Regarding Krugman's argument…Well, just because "New Growth Theory" hasn't found any definitive answers doesn't mean that there aren't any. After all, growth theory is working with terrible data. Countries are not selections from a random sample, and the time series of post-WW2 growth is not very long.

What about the development literature? I think it provides more of a reason to believe that policy could matter for the long-term. When we look at a poor as well as rich countries, we see a large and persistent variance in levels of income. Convergence is only conditional on institutions and other country-specific variables.

Now, I acknowledge that it seems unlikely that the U.S. will make policy mistakes significant enough to tumble us out of the ranks of the rich countries. But there's no rule that the principles of development economics don’t apply to us! In particular, much of the development literature emphasizes the importance of institutions for living standards; there seems to me no reason to assume that once a country reaches the highest levels of per-capita income, its institutions are forever guaranteed to be top-notch.

This is my big worry about the current crisis. When I think of what might hold down our long-term growth, I think about political-economic equilibria and the quality of our institutions. What if an economic shock is severe enough to knock a country out of a good (but fragile) political-economic equilibrium - where factions basically agree on the need for public good provision and sound macro policy - and into a bad one, where no one can agree on anything?

Casual observation says that this may be what happened to Japan. A prolonged slump (compounded by macro policy mistakes) was followed by decades of political chaos that have seen prime ministers come and go like fashion trends. Gridlock has led to too-low taxes and massive debt, while trade and immigration policies remain stuck in the past. Now, personally, I think Japan's political institutions were never particularly good, but I also think that what virtue they had proved to be fragile to external events.

Looking at our current crisis over the debt ceiling, I can't help but worry that something similar is happening to us. Our nation needs to raise taxes, but we can't. Our infrastructure is falling apart, but we can't fix it. We seem to have reached a political-economic equilibrium in which the Republican Party, either by filibusters or by cyclical election victories, will always have the clout to throttle spending on public goods and prevent the taxes and health-care reform that are needed to close our own unsustainable deficits – and because Republicans are ruled by primary elections in the South and by Grover Norquist, their incentives will not soon align with the nation’s. As our roads and our health care system deteriorate, I am comforted neither by a long-term log-log plot of U.S. GDP nor by the limited usefulness of New Growth Theory.
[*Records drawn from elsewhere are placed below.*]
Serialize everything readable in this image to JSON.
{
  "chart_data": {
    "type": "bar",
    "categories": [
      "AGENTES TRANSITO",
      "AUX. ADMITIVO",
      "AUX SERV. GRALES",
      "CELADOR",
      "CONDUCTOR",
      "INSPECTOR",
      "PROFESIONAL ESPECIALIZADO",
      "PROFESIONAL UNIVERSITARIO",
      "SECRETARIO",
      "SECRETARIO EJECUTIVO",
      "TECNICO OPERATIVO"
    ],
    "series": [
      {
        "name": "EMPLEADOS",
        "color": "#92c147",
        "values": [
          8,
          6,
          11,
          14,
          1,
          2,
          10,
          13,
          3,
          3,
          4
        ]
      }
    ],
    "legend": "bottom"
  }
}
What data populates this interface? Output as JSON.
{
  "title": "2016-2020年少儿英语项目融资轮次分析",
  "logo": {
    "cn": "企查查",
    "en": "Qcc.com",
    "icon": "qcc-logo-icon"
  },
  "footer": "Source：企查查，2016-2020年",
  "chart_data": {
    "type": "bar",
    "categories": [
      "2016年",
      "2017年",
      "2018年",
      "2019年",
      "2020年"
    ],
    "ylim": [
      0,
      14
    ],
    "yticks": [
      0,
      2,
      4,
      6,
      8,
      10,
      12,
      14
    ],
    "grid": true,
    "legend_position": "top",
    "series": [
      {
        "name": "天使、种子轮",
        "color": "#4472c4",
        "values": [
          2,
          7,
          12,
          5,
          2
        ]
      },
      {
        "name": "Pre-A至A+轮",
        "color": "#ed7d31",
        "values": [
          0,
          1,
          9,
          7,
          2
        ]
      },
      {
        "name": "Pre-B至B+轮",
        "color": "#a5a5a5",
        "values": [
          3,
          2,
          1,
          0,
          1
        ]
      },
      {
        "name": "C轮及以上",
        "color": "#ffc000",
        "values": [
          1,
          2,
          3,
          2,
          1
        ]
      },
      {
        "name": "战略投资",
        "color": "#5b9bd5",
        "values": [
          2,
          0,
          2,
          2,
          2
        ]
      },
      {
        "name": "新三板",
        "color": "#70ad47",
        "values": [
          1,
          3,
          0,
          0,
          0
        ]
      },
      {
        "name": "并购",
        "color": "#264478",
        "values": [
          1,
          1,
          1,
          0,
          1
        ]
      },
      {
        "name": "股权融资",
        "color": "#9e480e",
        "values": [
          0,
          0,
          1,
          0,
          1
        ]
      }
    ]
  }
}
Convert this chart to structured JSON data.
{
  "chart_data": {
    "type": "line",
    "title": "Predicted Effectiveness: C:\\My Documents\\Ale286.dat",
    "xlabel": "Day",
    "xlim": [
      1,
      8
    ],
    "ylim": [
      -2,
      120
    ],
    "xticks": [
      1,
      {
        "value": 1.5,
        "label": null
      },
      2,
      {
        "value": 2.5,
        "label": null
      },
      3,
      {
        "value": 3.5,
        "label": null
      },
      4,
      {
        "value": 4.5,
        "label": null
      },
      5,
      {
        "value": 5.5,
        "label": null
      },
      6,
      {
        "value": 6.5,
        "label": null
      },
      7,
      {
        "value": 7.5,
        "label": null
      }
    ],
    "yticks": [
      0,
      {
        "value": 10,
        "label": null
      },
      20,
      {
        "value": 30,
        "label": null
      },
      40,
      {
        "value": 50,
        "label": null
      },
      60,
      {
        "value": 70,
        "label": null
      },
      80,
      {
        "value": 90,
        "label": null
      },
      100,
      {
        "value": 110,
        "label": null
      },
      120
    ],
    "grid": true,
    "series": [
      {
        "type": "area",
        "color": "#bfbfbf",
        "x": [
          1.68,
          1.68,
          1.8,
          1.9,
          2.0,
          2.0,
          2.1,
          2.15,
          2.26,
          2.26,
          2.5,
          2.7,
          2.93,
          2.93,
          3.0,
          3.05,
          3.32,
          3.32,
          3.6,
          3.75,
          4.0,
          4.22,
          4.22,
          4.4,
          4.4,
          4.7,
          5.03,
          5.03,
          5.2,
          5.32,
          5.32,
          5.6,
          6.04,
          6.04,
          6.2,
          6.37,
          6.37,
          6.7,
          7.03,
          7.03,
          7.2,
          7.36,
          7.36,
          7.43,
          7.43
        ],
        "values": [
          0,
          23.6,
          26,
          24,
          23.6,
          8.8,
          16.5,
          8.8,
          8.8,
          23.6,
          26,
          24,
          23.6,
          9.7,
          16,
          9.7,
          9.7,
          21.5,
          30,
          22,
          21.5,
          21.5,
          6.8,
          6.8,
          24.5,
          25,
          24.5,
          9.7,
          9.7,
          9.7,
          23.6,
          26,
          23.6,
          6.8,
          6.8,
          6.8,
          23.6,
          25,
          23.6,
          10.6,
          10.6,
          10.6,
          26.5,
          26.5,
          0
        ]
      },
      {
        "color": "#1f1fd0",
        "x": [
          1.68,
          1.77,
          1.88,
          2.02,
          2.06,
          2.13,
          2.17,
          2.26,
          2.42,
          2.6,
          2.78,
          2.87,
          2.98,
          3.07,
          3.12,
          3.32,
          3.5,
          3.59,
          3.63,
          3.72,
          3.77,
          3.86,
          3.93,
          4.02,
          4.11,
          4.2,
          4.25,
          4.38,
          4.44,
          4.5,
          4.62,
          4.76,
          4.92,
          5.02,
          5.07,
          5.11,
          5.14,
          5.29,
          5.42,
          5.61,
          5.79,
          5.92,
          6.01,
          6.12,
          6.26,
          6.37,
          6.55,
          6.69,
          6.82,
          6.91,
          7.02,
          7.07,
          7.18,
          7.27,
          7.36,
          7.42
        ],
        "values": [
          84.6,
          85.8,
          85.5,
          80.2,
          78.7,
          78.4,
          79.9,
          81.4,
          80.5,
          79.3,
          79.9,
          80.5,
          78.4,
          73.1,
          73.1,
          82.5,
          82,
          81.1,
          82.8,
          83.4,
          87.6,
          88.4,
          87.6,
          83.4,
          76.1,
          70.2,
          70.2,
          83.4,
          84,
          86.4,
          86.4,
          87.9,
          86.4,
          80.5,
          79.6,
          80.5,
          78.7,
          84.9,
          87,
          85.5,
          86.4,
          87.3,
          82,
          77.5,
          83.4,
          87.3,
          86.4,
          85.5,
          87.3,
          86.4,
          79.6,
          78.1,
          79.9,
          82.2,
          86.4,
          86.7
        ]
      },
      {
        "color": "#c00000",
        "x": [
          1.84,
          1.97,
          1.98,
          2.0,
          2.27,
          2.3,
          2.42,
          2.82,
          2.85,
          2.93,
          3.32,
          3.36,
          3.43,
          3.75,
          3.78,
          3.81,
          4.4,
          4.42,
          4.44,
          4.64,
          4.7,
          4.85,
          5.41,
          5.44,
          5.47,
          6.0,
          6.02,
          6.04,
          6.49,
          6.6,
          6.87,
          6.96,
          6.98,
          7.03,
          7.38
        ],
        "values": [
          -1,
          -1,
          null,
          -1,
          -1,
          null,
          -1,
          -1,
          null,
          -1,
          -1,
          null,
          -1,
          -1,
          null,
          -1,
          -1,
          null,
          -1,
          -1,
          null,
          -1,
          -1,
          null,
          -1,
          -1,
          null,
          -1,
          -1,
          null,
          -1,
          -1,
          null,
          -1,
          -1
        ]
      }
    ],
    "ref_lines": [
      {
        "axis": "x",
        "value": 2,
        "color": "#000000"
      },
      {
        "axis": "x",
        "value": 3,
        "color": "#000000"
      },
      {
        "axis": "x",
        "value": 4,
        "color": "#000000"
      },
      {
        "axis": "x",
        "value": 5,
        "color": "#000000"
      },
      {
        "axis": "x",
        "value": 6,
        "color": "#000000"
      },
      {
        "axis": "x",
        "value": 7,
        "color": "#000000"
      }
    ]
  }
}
Mark Thoma argues that long-term-ism is a basically conservative policy stance, since the RBC people and the "structural unemployment" people urge us to ignore stabilization policy and focus on things like lowering taxes. I don't think that's necessarily true, for two reasons. First, just because the long-term is important does not mean that conservative policy ideas are right. Conservatives' main mistake is to ignore market failures; yes, this leads them to ignore stabilization policy, but it also makes them ignore public goods. Second, just because the short-term is important does not mean that the long-term is not. The same political-economic dysfunction that stops us from implementing timely and appropriate stabilization policy also stops us from rebuilding our roads.

All that being said, here's the upshot of my post: I certainly am NOT saying we should ignore stabilization policy. If short-term policy and long-term policy were really in conflict right now, I would say we should carefully balance the two. But I don't think they are in conflict! We shouldn’t be afraid that raising taxes will harm the macro situation, because (as John Taylor and Paul Krugman both point out) tax cuts make poor stimulus. And spending more on infrastructure would be good for both short-term employment and long-term efficiency. So I really think there is no tradeoff right now.

And I think that with the kind of dysfunctional political economy we’ve got, both long-term rhetoric (of the type Obama is using) and short-term rhetoric are needed to bring people back to their senses.